The track is owned by the freight runner BNSF Railway but is used only by the Southwest Chief.
The 219-mile section of track, from Trinidad to Lamy, N.M., on which the Southwest Chief’s future hinges. BNSF Railway owns the section, but only the Southwest Chief uses it, which Amtrak says has left them facing millions and millions of dollars in maintenance and upgrade costs. (Jesse Paul via Google Maps)
Amtrak also claims the stretch will need $30 million to $50 million in “critical capital investments” in coming years, in addition to costly safety improvements such as the automated feature known as positive train control.
Advocates note that Southwest Chief ridership has been mostly steady since 2011, and they say Amtrak should be able to cover the upkeep costs. The advocates point out, too, that they have been trying to raise money to pay for repairs through federal grants.
Finally, rail line backers and the owner of the tracks say positive train control isn’t required by the Federal Railroad Administration on the stretch of track from Trinidad to Lamy.

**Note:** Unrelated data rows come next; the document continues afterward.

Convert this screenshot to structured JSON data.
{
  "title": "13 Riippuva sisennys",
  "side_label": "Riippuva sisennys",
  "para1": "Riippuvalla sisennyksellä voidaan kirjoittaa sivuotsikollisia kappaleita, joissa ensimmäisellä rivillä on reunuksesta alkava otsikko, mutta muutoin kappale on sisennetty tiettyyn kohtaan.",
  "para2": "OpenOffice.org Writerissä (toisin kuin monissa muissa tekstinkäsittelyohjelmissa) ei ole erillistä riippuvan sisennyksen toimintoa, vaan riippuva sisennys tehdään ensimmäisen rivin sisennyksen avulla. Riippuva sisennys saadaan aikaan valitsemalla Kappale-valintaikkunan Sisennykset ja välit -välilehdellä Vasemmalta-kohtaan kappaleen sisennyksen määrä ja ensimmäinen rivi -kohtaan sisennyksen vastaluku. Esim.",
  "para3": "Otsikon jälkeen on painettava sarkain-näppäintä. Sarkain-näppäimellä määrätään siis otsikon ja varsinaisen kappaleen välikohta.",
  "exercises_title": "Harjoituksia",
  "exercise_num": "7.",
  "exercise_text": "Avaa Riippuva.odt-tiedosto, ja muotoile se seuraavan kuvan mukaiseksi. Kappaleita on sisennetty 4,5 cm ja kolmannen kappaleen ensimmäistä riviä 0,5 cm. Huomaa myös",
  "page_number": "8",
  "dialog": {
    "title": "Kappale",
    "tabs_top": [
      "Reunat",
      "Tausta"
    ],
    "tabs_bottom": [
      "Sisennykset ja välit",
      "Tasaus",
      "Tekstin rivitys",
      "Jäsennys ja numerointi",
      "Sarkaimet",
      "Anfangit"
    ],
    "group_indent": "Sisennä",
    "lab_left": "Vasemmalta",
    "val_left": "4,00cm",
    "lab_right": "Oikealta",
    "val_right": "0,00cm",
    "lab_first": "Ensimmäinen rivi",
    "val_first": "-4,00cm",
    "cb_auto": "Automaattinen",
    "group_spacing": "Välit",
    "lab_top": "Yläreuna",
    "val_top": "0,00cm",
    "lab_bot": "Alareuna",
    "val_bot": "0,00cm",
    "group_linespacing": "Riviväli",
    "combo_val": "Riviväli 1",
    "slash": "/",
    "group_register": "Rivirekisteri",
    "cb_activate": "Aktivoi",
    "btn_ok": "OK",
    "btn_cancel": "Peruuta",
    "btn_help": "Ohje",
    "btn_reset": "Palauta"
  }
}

The conflicting points of view have Chief advocates scratching their heads and accusing Amtrak of abandoning earlier commitments to the train’s future. They feel the busing option could be the nail in the train’s coffin.
“It will reduce ridership by something like 50 percent,” said Jim Souby, who leads the passenger rail advocacy group Colorail, of Amtrak’s proposal to bus passengers between Dodge City, Kan., and Albuquerque, N.M.
A canary in the coal mine for long-haul rail?
Passenger rail advocates say if the 2,265-mile Southwest Chief, which runs from Chicago to Los Angeles, can falter, any of the costly long-haul lines criss-crossing the nation can, too. (The train makes stops in Colorado in Lamar, La Junta and Trinidad. Another Amtrak route, the California Zephyr, runs through Denver, Winter Park, Granby, Glenwood Springs and Grand Junction.)
“The suspension of rail service along the Southwest Chief route raises serious questions as to whether passenger rail service will be eliminated in rural communities across the country,” a bipartisan group of 10 senators, including Colorado’s Michael Bennet, a Democrat, and Republican Cory Gardner, wrote to Amtrak president and CEO Richard Anderson in late July.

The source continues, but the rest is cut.